Time keeping has been an integral part of educational institutions and big factories. Build this kit which will automatically ring, at preset times, to inform students and employees. This is a simple automation project which you can bring to your school.
To begin time keeping and initiate the bell mechanism using the automatic school bell circuit, the peon needs to momentarily press switch S1 to mark the beginning of the first period. Thereafter, the bell sounds every 45 minutes to indicate the end of consecutive periods, except immediately after the fourth period, when it sounds after 30 minutes to indicate the completion of lunch break. When the last period is over, LED2 glows to indicate that the bell circuit should now be switched off manually. In case the peon has been late to start the school bell, the delay in minutes can be adjusted by advancing the time using switch S3. Each push of switch S3 advances the time by 4.5 minutes. If school closes early, peon can turn the bell circuit off by momentarily pressing switch S2.
The bell circuit contains timer IC NE555 (IC1), two CD4017 decade counters (IC2 and IC3) and an AND gate CD4081 (IC4). The NE555 (IC1) is wired as an astable multi-vibrator whose clock output pulses are fed to IC2. IC2 increases the time periods of IC1 (4.5 and 3 minutes) by ten times to provide a clock pulse to IC3 every 45 minutes or after 30 minutes, respectively. When the class periods are going on, the outputs of an IC3 switch on transistors T1 and T2 via diodes D4 through D12.
Resistors R4 and R5 connected in series to the emitter of NPN transistor T2 decide the 4.5-minute time period of IC1. The output of IC1 is further connected to pin 14 of IC2 to provide a period with a duration of 45 minutes. Similarly, resistors R2 and R3 connected in series to the emitter of NPN transistor T1 decide the 3-minute time period of IC1, which is further given to IC2 to provide the lunch-break duration of 30 minutes. Initially, the circuit does not ground to perform its operation when a 12V power supply is given to the circuit. When switch S1 is pressed momentarily, a high enough voltage to fire silicon-controlled resistor SCR1 appears at its gate.

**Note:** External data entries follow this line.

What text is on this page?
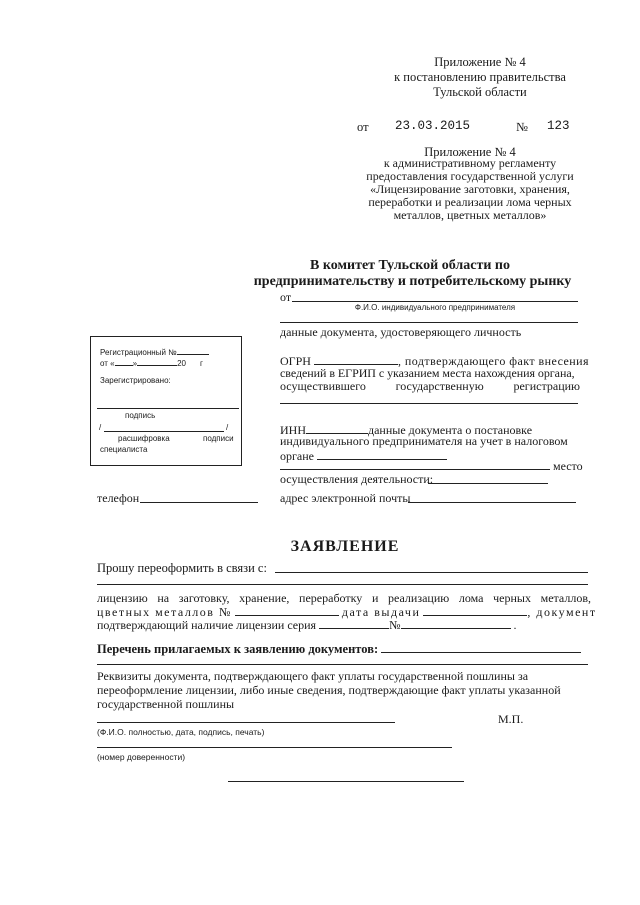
Приложение № 4
к постановлению правительства
Тульской области
от 23.03.2015	№ 123
Приложение № 4
к административному регламенту
предоставления государственной услуги
«Лицензирование заготовки, хранения,
переработки и реализации лома черных
металлов, цветных металлов»
В комитет Тульской области по
предпринимательству и потребительскому рынку
от
Ф.И.О. индивидуального предпринимателя
данные документа, удостоверяющего личность
Регистрационный №
от « »	20 г
Зарегистрировано:
подпись
/	/
расшифровка	подписи
специалиста
ОГРН	, подтверждающего факт внесения
сведений в ЕГРИП с указанием места нахождения органа,
осуществившего государственную регистрацию
ИНН	данные документа о постановке
индивидуального предпринимателя на учет в налоговом
органе
место
осуществления деятельности:
телефон	адрес электронной почты
ЗАЯВЛЕНИЕ
Прошу переоформить в связи с:
лицензию на заготовку, хранение, переработку и реализацию лома черных металлов,
цветных металлов №	дата выдачи	, документ
подтверждающий наличие лицензии серия	№	.
Перечень прилагаемых к заявлению документов:
Реквизиты документа, подтверждающего факт уплаты государственной пошлины за
переоформление лицензии, либо иные сведения, подтверждающие факт уплаты указанной
государственной пошлины
М.П.
(Ф.И.О. полностью, дата, подпись, печать)
(номер доверенности)
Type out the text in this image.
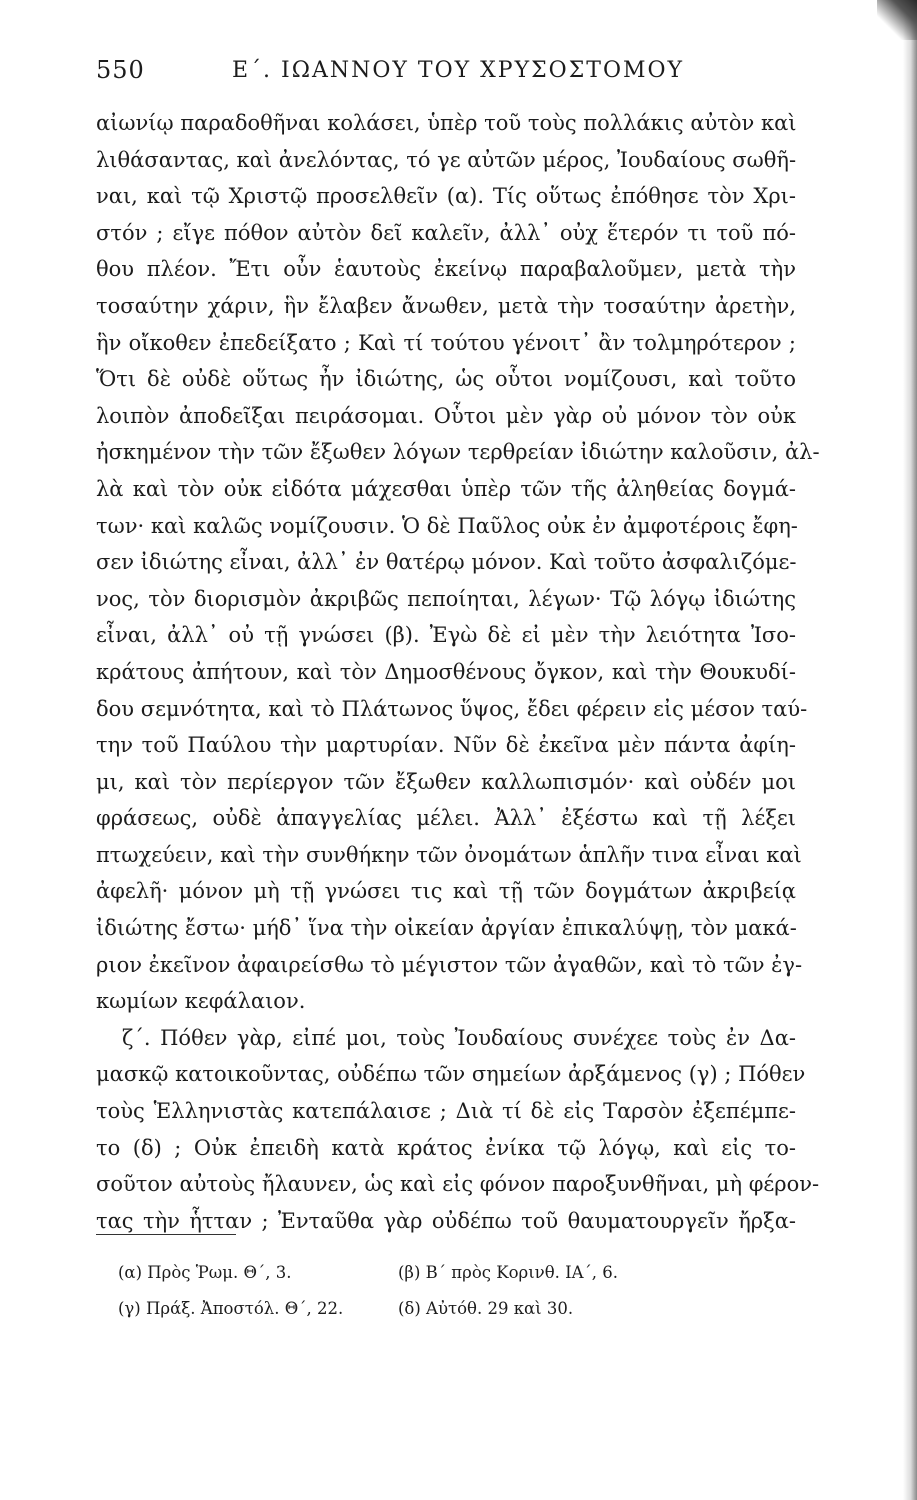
550	Ε΄. ΙΩΑΝΝΟΥ ΤΟΥ ΧΡΥΣΟΣΤΟΜΟΥ
αἰωνίῳ παραδοθῆναι κολάσει, ὑπὲρ τοῦ τοὺς πολλάκις αὐτὸν καὶ
λιθάσαντας, καὶ ἀνελόντας, τό γε αὐτῶν μέρος, Ἰουδαίους σωθῆ-
ναι, καὶ τῷ Χριστῷ προσελθεῖν (α). Τίς οὕτως ἐπόθησε τὸν Χρι-
στόν ; εἴγε πόθον αὐτὸν δεῖ καλεῖν, ἀλλ᾽ οὐχ ἕτερόν τι τοῦ πό-
θου πλέον. Ἔτι οὖν ἑαυτοὺς ἐκείνῳ παραβαλοῦμεν, μετὰ τὴν
τοσαύτην χάριν, ἣν ἔλαβεν ἄνωθεν, μετὰ τὴν τοσαύτην ἀρετὴν,
ἣν οἴκοθεν ἐπεδείξατο ; Καὶ τί τούτου γένοιτ᾽ ἂν τολμηρότερον ;
Ὅτι δὲ οὐδὲ οὕτως ἦν ἰδιώτης, ὡς οὗτοι νομίζουσι, καὶ τοῦτο
λοιπὸν ἀποδεῖξαι πειράσομαι. Οὗτοι μὲν γὰρ οὐ μόνον τὸν οὐκ
ἠσκημένον τὴν τῶν ἔξωθεν λόγων τερθρείαν ἰδιώτην καλοῦσιν, ἀλ-
λὰ καὶ τὸν οὐκ εἰδότα μάχεσθαι ὑπὲρ τῶν τῆς ἀληθείας δογμά-
των· καὶ καλῶς νομίζουσιν. Ὁ δὲ Παῦλος οὐκ ἐν ἀμφοτέροις ἔφη-
σεν ἰδιώτης εἶναι, ἀλλ᾽ ἐν θατέρῳ μόνον. Καὶ τοῦτο ἀσφαλιζόμε-
νος, τὸν διορισμὸν ἀκριβῶς πεποίηται, λέγων· Τῷ λόγῳ ἰδιώτης
εἶναι, ἀλλ᾽ οὐ τῇ γνώσει (β). Ἐγὼ δὲ εἰ μὲν τὴν λειότητα Ἰσο-
κράτους ἀπήτουν, καὶ τὸν Δημοσθένους ὄγκον, καὶ τὴν Θουκυδί-
δου σεμνότητα, καὶ τὸ Πλάτωνος ὕψος, ἔδει φέρειν εἰς μέσον ταύ-
την τοῦ Παύλου τὴν μαρτυρίαν. Νῦν δὲ ἐκεῖνα μὲν πάντα ἀφίη-
μι, καὶ τὸν περίεργον τῶν ἔξωθεν καλλωπισμόν· καὶ οὐδέν μοι
φράσεως, οὐδὲ ἀπαγγελίας μέλει. Ἀλλ᾽ ἐξέστω καὶ τῇ λέξει
πτωχεύειν, καὶ τὴν συνθήκην τῶν ὀνομάτων ἁπλῆν τινα εἶναι καὶ
ἀφελῆ· μόνον μὴ τῇ γνώσει τις καὶ τῇ τῶν δογμάτων ἀκριβείᾳ
ἰδιώτης ἔστω· μήδ᾽ ἵνα τὴν οἰκείαν ἀργίαν ἐπικαλύψῃ, τὸν μακά-
ριον ἐκεῖνον ἀφαιρείσθω τὸ μέγιστον τῶν ἀγαθῶν, καὶ τὸ τῶν ἐγ-
κωμίων κεφάλαιον.
ζ΄. Πόθεν γὰρ, εἰπέ μοι, τοὺς Ἰουδαίους συνέχεε τοὺς ἐν Δα-
μασκῷ κατοικοῦντας, οὐδέπω τῶν σημείων ἀρξάμενος (γ) ; Πόθεν
τοὺς Ἑλληνιστὰς κατεπάλαισε ; Διὰ τί δὲ εἰς Ταρσὸν ἐξεπέμπε-
το (δ) ; Οὐκ ἐπειδὴ κατὰ κράτος ἐνίκα τῷ λόγῳ, καὶ εἰς το-
σοῦτον αὐτοὺς ἤλαυνεν, ὡς καὶ εἰς φόνον παροξυνθῆναι, μὴ φέρον-
τας τὴν ἧτταν ; Ἐνταῦθα γὰρ οὐδέπω τοῦ θαυματουργεῖν ἤρξα-
(α) Πρὸς Ῥωμ. Θ΄, 3.	(β) Β΄ πρὸς Κορινθ. ΙΑ΄, 6.
(γ) Πράξ. Ἀποστόλ. Θ΄, 22.	(δ) Αὐτόθ. 29 καὶ 30.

When SCR1 is fired, it provides a ground path to operate the circuit after resetting both decade counters, IC2 and IC3. At the same time, LED1 glows to indicate that school bell is now active. When switch S2 is pressed momentarily, the anode of SCR1 is again grounded and the circuit stops operating. In this condition, both LED1 and LED2 don’t glow. When the eighth period is over, the Q9 output of IC3 goes high. At this time, transistors T1 and T2 don’t get any voltage through the outputs of IC2. As a result, the astable multivibrator (IC1) stops working. The school bell sounds for around 8 seconds at the end of each period. One can increase/decrease the ringing time of the bell by adding/removing diodes connected in series across pins 6 and 7 of IC1.
The terminals of the 230V AC electric bell are connected to the normally open (N/O) contact of relay RL1.